Couple that with the lost donor support (read: donations) if we drop to FCS, and this premise is a financial L...O...S...E...R. No offense, but you won't see more donor dollars hit the Foundation coffers if we try to throw in and be the next Butler/Gonzaga, and our program doesn't have the pedigree and infrastructure to sniff that business model. Want to talk about throwing money away and trying to keep up with the Joneses? DOA

I know the basketball lovers here love to hate football, but this institution is far and away better off playing FBS football TODAY and in the future...empirically. If you were making this decision fifty or sixty years ago, then perhaps time would have treated this posit differently. But in the now, this is a non starter.


Doesn't our football program lose money though? I don't doubt that football is the biggest revenue driver in college athletics; I just question how much of that revenue we're getting.

And I think the idea of putting football money into basketball and trying to be Butler or Gonzaga is a pre-Covid one.

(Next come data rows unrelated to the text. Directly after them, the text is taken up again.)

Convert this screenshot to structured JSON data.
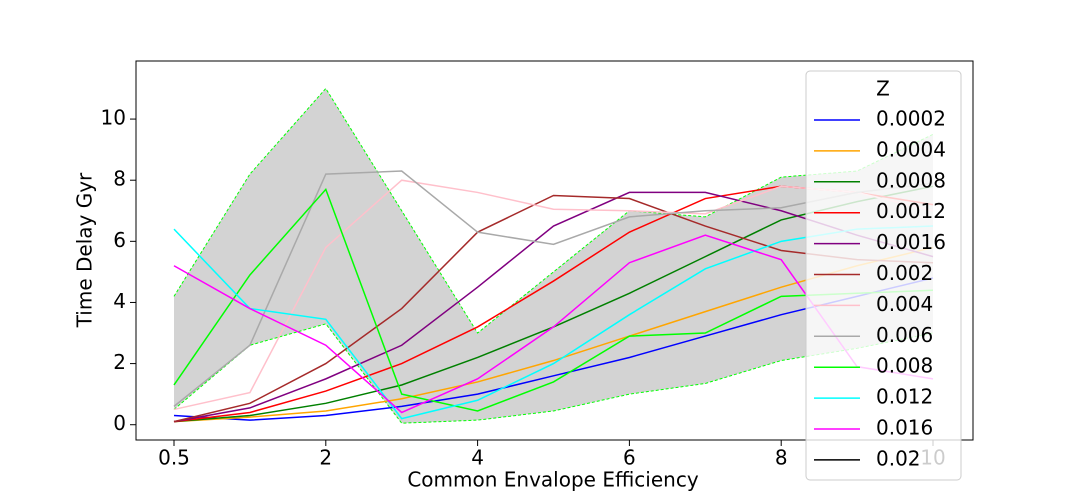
{
  "chart_data": {
    "type": "line",
    "xlabel": "Common Envalope Efficiency",
    "ylabel": "Time Delay Gyr",
    "categories": [
      "0.5",
      null,
      "2",
      null,
      "4",
      null,
      "6",
      null,
      "8",
      null,
      "10"
    ],
    "ylim": [
      -0.5,
      11.9
    ],
    "yticks": [
      0,
      2,
      4,
      6,
      8,
      10
    ],
    "band": {
      "upper": [
        4.2,
        8.2,
        11.0,
        7.0,
        3.0,
        5.0,
        7.0,
        6.8,
        8.1,
        8.3,
        9.5
      ],
      "lower": [
        0.5,
        2.6,
        3.3,
        0.05,
        0.15,
        0.45,
        1.0,
        1.35,
        2.1,
        2.5,
        3.0
      ],
      "color": "#d3d3d3",
      "edge_color": "#00ff00"
    },
    "legend": {
      "title": "Z",
      "loc": "right"
    },
    "series": [
      {
        "name": "0.0002",
        "color": "#0000ff",
        "values": [
          0.3,
          0.15,
          0.3,
          0.6,
          1.0,
          1.6,
          2.2,
          2.9,
          3.6,
          4.2,
          4.8
        ]
      },
      {
        "name": "0.0004",
        "color": "#ffa500",
        "values": [
          0.1,
          0.25,
          0.45,
          0.85,
          1.4,
          2.1,
          2.9,
          3.7,
          4.5,
          5.2,
          5.8
        ]
      },
      {
        "name": "0.0008",
        "color": "#008000",
        "values": [
          0.1,
          0.3,
          0.7,
          1.3,
          2.2,
          3.2,
          4.3,
          5.5,
          6.7,
          7.3,
          7.8
        ]
      },
      {
        "name": "0.0012",
        "color": "#ff0000",
        "values": [
          0.1,
          0.4,
          1.1,
          2.0,
          3.2,
          4.7,
          6.3,
          7.4,
          7.8,
          7.6,
          7.2
        ]
      },
      {
        "name": "0.0016",
        "color": "#800080",
        "values": [
          0.1,
          0.55,
          1.5,
          2.6,
          4.5,
          6.5,
          7.6,
          7.6,
          7.0,
          6.2,
          5.5
        ]
      },
      {
        "name": "0.002",
        "color": "#a52a2a",
        "values": [
          0.1,
          0.7,
          2.0,
          3.8,
          6.3,
          7.5,
          7.4,
          6.5,
          5.7,
          5.4,
          5.3
        ]
      },
      {
        "name": "0.004",
        "color": "#ffc0cb",
        "values": [
          0.5,
          1.05,
          5.8,
          8.0,
          7.6,
          7.05,
          7.0,
          6.9,
          7.8,
          7.6,
          7.0
        ]
      },
      {
        "name": "0.006",
        "color": "#a9a9a9",
        "values": [
          0.6,
          2.6,
          8.2,
          8.3,
          6.3,
          5.9,
          6.8,
          7.0,
          7.1,
          7.6,
          7.9
        ]
      },
      {
        "name": "0.008",
        "color": "#00ff00",
        "values": [
          1.3,
          4.9,
          7.7,
          1.0,
          0.45,
          1.4,
          2.9,
          3.0,
          4.2,
          4.3,
          4.4
        ]
      },
      {
        "name": "0.012",
        "color": "#00ffff",
        "values": [
          6.4,
          3.8,
          3.45,
          0.2,
          0.8,
          2.0,
          3.6,
          5.1,
          6.0,
          6.4,
          6.5
        ]
      },
      {
        "name": "0.016",
        "color": "#ff00ff",
        "values": [
          5.2,
          3.8,
          2.6,
          0.4,
          1.5,
          3.2,
          5.3,
          6.2,
          5.4,
          1.9,
          1.5
        ]
      },
      {
        "name": "0.02",
        "color": "#000000",
        "values": [
          null,
          null,
          null,
          null,
          null,
          null,
          null,
          null,
          null,
          null,
          null
        ]
      }
    ]
  }
}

The new reality in higher ed, to me, seems to be about reducing spending where you can reduce spending.



Do NOT confuse "revenue" with "profit"!

I do agree with DA, eliminating FBS football will hurt the University in many ways, and you will not see us become the next anything, other than who we are by jettisoning FBS football. As for us having a leg up, that would be short lived, as we would stop getting the quality of recruits we currently get due to being an FBS school. It's not like recruiting will stay the same.